A Dallas County jury determined that Charter Communications, formerly known as Spectrum, was liable in hiring a field technician who murdered one of its customers. The corporation is now liable for billions of dollars in damages.

The jury awarded Charter $7 billion in punitive damages for “systematic safety failures” in the 2019 murder of 83-year-old Betty Thomas by one of the workers. Earlier in June, a jury ordered Charter to pay Thomas’ family 90 percent of $375 million in compensatory damages.

The jury held Charter accountable for the robbery and stabbing death of Thomas by a company employee during this June verdict. Officers apprehended Roy Holden Jr., 43, in December 2019, and he later pled guilty to murder and was sentenced to life in prison in April 2021.

Hamilton Wingo, headquartered in Dallas, represented the family in this lawsuit.

According to the victim’s family’s case against Charter, the cable company terminated an employee screening policy that Time Warner Cable had in operation when Charter purchased the multiple-system operator in 2016. Spectrum allegedly employed Holden without validating his career history, which would have revealed he lied about his work history.

According to trial testimony, a review of Holden’s former employment would have shown firings for falsification, fabricating documents, and harassing coworkers.

Holden was the Spectrum field tech who came to Thomas’ residence in December 2019 to assist her with her phone line.
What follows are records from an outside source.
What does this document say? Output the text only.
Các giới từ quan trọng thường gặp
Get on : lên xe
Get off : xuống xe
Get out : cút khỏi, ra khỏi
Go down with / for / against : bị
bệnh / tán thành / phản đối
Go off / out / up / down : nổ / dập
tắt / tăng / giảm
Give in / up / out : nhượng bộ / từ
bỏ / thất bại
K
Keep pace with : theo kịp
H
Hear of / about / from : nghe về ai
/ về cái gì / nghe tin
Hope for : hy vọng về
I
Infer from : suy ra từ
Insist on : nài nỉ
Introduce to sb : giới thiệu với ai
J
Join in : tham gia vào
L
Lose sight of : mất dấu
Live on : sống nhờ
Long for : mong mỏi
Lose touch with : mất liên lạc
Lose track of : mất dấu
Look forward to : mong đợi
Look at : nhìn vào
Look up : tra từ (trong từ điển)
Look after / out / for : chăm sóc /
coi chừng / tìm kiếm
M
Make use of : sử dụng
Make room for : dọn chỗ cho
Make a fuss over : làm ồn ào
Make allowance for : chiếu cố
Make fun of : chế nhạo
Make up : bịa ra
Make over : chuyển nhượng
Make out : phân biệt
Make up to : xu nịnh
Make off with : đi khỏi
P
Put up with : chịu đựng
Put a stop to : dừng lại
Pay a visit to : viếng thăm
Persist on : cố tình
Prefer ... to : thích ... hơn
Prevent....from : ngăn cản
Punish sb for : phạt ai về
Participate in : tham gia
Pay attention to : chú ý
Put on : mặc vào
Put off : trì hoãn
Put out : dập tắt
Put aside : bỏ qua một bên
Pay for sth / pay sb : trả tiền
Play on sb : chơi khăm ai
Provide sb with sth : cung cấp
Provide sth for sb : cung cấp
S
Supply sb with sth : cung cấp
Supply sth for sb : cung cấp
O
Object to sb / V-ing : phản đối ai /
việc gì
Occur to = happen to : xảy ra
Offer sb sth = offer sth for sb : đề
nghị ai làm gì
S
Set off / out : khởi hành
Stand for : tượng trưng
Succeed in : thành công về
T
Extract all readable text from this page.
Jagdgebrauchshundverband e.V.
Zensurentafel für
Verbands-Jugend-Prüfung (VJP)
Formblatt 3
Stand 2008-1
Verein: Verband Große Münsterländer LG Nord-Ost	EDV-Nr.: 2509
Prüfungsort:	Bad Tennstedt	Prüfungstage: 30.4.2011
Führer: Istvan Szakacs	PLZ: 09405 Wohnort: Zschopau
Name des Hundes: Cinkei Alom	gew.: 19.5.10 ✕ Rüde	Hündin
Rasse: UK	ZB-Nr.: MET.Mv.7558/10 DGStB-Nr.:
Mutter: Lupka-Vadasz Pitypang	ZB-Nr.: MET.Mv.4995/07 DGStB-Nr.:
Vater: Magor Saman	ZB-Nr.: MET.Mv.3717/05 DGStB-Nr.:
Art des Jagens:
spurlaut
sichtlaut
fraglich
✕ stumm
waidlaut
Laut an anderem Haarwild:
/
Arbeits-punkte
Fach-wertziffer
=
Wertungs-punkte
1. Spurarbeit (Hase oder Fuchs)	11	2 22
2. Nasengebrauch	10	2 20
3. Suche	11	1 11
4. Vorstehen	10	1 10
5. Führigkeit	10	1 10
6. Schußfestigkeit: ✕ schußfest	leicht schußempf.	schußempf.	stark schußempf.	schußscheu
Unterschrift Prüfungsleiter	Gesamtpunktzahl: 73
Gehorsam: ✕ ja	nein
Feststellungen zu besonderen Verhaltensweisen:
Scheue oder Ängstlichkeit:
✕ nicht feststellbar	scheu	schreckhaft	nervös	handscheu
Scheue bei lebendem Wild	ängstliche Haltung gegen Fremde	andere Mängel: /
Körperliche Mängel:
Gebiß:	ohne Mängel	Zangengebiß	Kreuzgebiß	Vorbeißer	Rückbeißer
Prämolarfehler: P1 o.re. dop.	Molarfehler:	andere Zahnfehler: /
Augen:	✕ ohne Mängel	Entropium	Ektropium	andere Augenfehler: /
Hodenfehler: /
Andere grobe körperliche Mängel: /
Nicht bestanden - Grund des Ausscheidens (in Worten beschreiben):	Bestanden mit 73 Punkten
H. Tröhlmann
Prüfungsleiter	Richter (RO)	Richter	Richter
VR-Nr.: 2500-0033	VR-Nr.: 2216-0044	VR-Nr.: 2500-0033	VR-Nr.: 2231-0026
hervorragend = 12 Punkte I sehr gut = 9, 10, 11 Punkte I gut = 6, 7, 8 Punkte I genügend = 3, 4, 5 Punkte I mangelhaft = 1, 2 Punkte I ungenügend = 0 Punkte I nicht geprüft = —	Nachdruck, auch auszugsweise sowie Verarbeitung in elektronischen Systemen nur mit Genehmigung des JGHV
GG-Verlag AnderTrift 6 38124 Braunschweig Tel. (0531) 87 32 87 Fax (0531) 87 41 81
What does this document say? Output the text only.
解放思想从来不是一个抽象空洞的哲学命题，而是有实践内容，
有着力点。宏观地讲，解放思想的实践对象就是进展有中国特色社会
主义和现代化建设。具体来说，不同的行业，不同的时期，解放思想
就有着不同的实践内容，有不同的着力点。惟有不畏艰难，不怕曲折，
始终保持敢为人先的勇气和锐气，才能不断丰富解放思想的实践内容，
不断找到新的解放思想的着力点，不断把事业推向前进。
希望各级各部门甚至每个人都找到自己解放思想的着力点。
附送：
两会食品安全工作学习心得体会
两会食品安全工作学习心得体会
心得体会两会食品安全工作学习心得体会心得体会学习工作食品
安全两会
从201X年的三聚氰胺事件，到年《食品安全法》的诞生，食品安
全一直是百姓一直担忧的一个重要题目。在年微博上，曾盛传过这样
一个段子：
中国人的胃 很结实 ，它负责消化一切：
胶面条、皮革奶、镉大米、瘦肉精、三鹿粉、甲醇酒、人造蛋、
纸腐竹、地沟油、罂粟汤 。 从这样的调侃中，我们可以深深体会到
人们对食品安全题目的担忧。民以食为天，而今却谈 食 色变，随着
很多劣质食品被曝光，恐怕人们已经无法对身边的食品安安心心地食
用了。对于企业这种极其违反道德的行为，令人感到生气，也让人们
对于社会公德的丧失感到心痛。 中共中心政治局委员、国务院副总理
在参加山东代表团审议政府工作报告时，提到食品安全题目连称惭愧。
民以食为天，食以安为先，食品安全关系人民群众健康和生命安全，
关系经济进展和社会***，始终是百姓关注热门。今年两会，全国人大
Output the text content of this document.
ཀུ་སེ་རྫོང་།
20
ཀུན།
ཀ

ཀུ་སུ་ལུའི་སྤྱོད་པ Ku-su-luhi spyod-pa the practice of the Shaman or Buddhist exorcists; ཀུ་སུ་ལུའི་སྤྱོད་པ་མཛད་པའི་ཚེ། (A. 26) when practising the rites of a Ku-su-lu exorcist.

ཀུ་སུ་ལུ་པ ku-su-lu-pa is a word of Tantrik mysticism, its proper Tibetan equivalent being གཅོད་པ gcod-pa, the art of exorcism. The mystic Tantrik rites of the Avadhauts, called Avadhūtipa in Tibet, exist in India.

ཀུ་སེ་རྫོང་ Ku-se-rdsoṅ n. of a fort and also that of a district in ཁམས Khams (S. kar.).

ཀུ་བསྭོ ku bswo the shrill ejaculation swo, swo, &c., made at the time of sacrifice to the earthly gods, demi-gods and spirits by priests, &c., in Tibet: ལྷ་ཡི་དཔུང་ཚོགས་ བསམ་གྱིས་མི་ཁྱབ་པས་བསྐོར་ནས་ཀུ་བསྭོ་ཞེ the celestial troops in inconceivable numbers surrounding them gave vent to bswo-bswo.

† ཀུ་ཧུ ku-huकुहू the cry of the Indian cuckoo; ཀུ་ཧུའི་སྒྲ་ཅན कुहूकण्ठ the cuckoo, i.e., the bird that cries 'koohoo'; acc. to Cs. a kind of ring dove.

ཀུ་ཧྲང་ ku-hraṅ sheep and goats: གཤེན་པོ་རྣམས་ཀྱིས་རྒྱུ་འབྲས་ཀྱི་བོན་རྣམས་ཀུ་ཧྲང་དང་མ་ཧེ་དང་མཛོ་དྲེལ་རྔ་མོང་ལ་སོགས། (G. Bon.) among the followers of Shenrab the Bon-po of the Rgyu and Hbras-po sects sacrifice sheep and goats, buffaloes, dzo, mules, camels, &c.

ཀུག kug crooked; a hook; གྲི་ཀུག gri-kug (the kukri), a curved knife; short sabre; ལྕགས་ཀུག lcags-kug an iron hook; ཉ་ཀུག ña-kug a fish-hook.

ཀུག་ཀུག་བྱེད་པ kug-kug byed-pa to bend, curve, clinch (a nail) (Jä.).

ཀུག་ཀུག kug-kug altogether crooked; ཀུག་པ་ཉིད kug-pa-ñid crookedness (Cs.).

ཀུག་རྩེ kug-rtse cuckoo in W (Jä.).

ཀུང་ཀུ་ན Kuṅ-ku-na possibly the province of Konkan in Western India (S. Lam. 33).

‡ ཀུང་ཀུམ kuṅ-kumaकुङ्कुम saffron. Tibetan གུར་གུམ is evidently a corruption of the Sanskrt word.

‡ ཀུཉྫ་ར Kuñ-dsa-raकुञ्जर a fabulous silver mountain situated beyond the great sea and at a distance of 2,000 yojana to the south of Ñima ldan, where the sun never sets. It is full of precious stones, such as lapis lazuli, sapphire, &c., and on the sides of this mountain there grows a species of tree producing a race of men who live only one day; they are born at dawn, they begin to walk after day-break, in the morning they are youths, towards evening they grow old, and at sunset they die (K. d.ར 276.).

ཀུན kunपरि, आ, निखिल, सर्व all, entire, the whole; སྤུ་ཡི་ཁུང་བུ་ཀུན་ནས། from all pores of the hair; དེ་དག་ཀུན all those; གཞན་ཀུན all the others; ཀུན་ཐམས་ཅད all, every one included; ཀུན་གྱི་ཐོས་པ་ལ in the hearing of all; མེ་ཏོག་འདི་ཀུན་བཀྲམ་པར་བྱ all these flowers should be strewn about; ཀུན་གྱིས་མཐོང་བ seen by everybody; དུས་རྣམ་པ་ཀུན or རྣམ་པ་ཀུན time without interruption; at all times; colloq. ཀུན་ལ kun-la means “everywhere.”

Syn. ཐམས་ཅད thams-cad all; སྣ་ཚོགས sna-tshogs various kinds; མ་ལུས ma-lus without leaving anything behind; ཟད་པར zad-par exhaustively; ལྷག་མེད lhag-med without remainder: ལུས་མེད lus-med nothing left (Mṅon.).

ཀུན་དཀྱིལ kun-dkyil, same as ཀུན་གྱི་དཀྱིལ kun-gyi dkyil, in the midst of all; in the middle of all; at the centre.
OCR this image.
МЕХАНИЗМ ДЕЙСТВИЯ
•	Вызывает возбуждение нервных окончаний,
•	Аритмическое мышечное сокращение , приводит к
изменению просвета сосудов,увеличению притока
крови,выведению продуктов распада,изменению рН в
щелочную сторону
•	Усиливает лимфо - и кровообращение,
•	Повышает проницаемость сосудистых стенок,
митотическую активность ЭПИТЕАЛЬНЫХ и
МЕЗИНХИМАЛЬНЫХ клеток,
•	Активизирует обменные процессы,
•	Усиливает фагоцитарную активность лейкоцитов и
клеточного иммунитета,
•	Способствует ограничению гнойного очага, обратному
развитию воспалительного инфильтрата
The next day, he returned to her house in a Spectrum van and stabbed her with a utility knife provided by the cable provider.

After responding to an unconscious person report, police discovered Thomas’ body. Thomas had several stab wounds and was dead when authorities arrived, according to detectives.

Attorneys stated in June that Holden used her credit cards and went on a “spending spree.” They also claimed that Thomas’ death may have been avoided and that Spectrum’s recruiting practices had “systemic failures.”

According to prosecution testimony, Holden allegedly made several outcries to supervisors in the days leading up to Thomas’ murder citing serious personal and financial troubles related to a divorce that left him without money or a place to call home. He also allegedly sobbed in a meeting, telling his supervisor that he was unhappy.

Shortly after being denied money, he began defrauding older female Spectrum cable clients by swiping their credit cards and checks, according to testimony.

Holden apparently had complete illegal access to his Spectrum vehicle and had probably been sleeping in it in the weeks leading up to the murder.

According to testimony, Spectrum refused police and prosecutors’ requests to preserve evidence. According to one Spectrum security executive, the corporation was “not necessarily” required to speak the truth or assist the police.

Hamilton Wingo claimed that when Thomas’ family filed the lawsuit, Spectrum attorneys used a fake document to try to force the case into closed-door arbitration, where the conclusions would have been kept private and damages for the killing would have been restricted to the amount of Thomas’ final bill.

According to Hamilton Wingo, the jury found Spectrum guilty of forgery beyond a reasonable doubt, which is a first-degree felony under Texas law.

According to attorneys, Thomas’ family received a bill from Spectrum that contained a $58 charge for the murderer’s service call and continued to receive service invoices for weeks after Thomas died.

During the trial, it was also disclosed that Spectrum workers had committed over 2,500 thefts against consumers in the previous several years, which the corporation refused to investigate or report to authorities.